Most likely it will be shown the transaction ID isn't sufficient at 16 bits and a random source port will add the randomness needed...for now. We really needs DNSSec.

The SANS paper referenced by the Register really doesn't shed any light on this subject. DNS Poisoning is just mentioned as an attack vector and doesn't claim the transaction ID increases by one.

DNS Poisoning and the randomness of transaction IDs have been discussed for a long time (see the 2002 paper, "DNS Cache Poisoning - The Next Generation by Joe Stewart").

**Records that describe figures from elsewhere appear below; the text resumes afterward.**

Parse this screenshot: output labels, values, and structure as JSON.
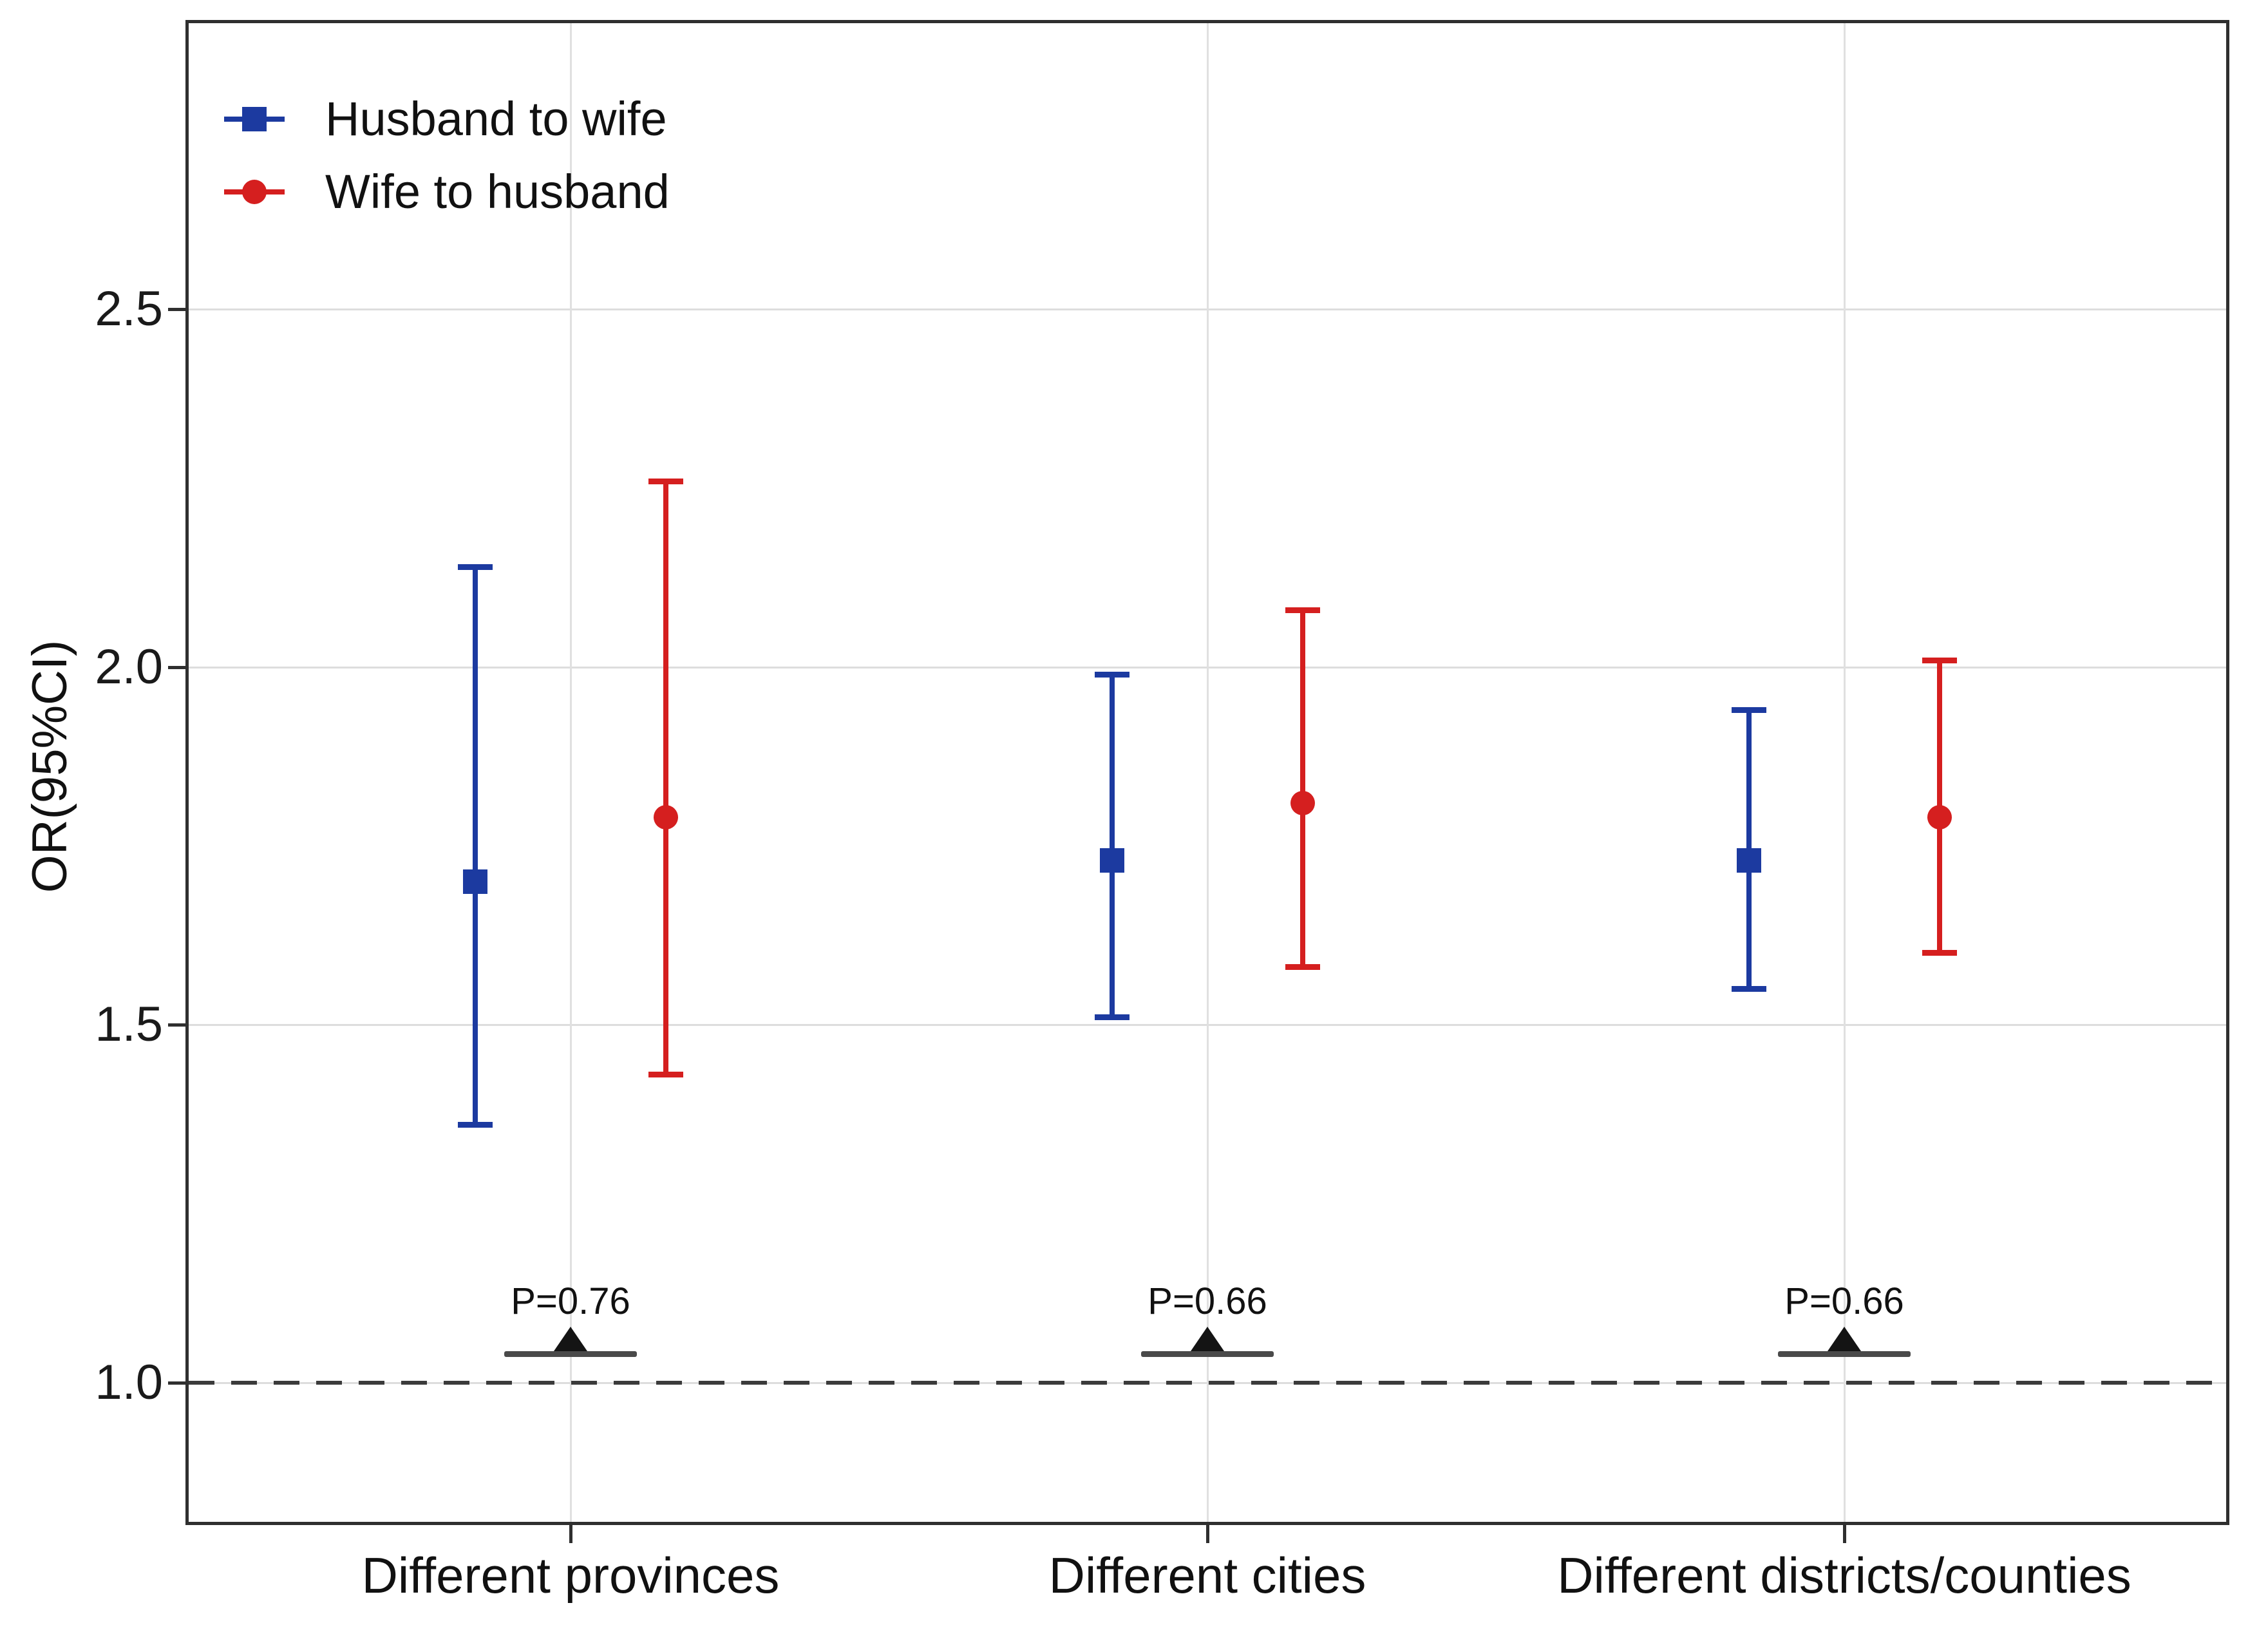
{
  "chart_data": {
    "type": "pointrange",
    "title": "",
    "xlabel": "",
    "ylabel": "OR(95%CI)",
    "yticks": [
      "1.0",
      "1.5",
      "2.0",
      "2.5"
    ],
    "ylim": [
      0.81,
      2.9
    ],
    "grid": true,
    "legend_position": "top-left-inside",
    "reference_line": {
      "y": 1.0,
      "style": "dashed"
    },
    "categories": [
      "Different provinces",
      "Different cities",
      "Different districts/counties"
    ],
    "series": [
      {
        "name": "Husband to wife",
        "marker": "square",
        "color": "#1c3aa0",
        "values": [
          {
            "category": "Different provinces",
            "or": 1.7,
            "ci_low": 1.36,
            "ci_high": 2.14
          },
          {
            "category": "Different cities",
            "or": 1.73,
            "ci_low": 1.51,
            "ci_high": 1.99
          },
          {
            "category": "Different districts/counties",
            "or": 1.73,
            "ci_low": 1.55,
            "ci_high": 1.94
          }
        ]
      },
      {
        "name": "Wife to husband",
        "marker": "circle",
        "color": "#d51f1f",
        "values": [
          {
            "category": "Different provinces",
            "or": 1.79,
            "ci_low": 1.43,
            "ci_high": 2.26
          },
          {
            "category": "Different cities",
            "or": 1.81,
            "ci_low": 1.58,
            "ci_high": 2.08
          },
          {
            "category": "Different districts/counties",
            "or": 1.79,
            "ci_low": 1.6,
            "ci_high": 2.01
          }
        ]
      }
    ],
    "p_annotations": [
      {
        "category": "Different provinces",
        "label": "P=0.76"
      },
      {
        "category": "Different cities",
        "label": "P=0.66"
      },
      {
        "category": "Different districts/counties",
        "label": "P=0.66"
      }
    ],
    "colors": {
      "husband_to_wife": "#1c3aa0",
      "wife_to_husband": "#d51f1f",
      "grid": "#dddddd",
      "axis": "#2f2f2f",
      "reference_line": "#3b3b3b",
      "bracket": "#4a4a4a"
    }
  }
}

Now we probably have a model that shows 16 bits is not big enough.

Nick
DNS Poisoning

Nick Diel said...

Anonymous- The UDP packets that trigger the poisoning can be spoofed to be coming from your allowed IPs.

Now if the allowed IPs are just a local subnet then you can use a firewall to prevent those spoofed packets from even getting in the network in the first place.

shopping cart said...

Certainly a fascinating black-hat method. Thanks very much for the information... I wouldn't have heard of this otherwise.

Anonymous said...

richard, could you please find out tomorrow how the countermeasures influnce detection of fast-flux networks?
i had to chancel my attendance at dimva :/

LonerVamp said...

The best theory I've seen running around the full-disclosure and DailyDave lists has to do with ICMP unreachable responses to DNS server queries. I'm sure I'lll massacre the details, so I won't try to explain them here, but I'm sure the archives on seclists.org and elsewhere for the last couple days will have good info.

Unfortunately, Dan otherwise left us in the dark for a month, so we can only guess at the details for now. I don't think it would detract from his talk if he had given details along with the patch/vuln release, nor sell any less tickets to BH. But hey, it's his discovery, he can do what he wants with it, especially as big as it seems to be. :)

dghnfgj said...
This comment has been removed by a blog administrator.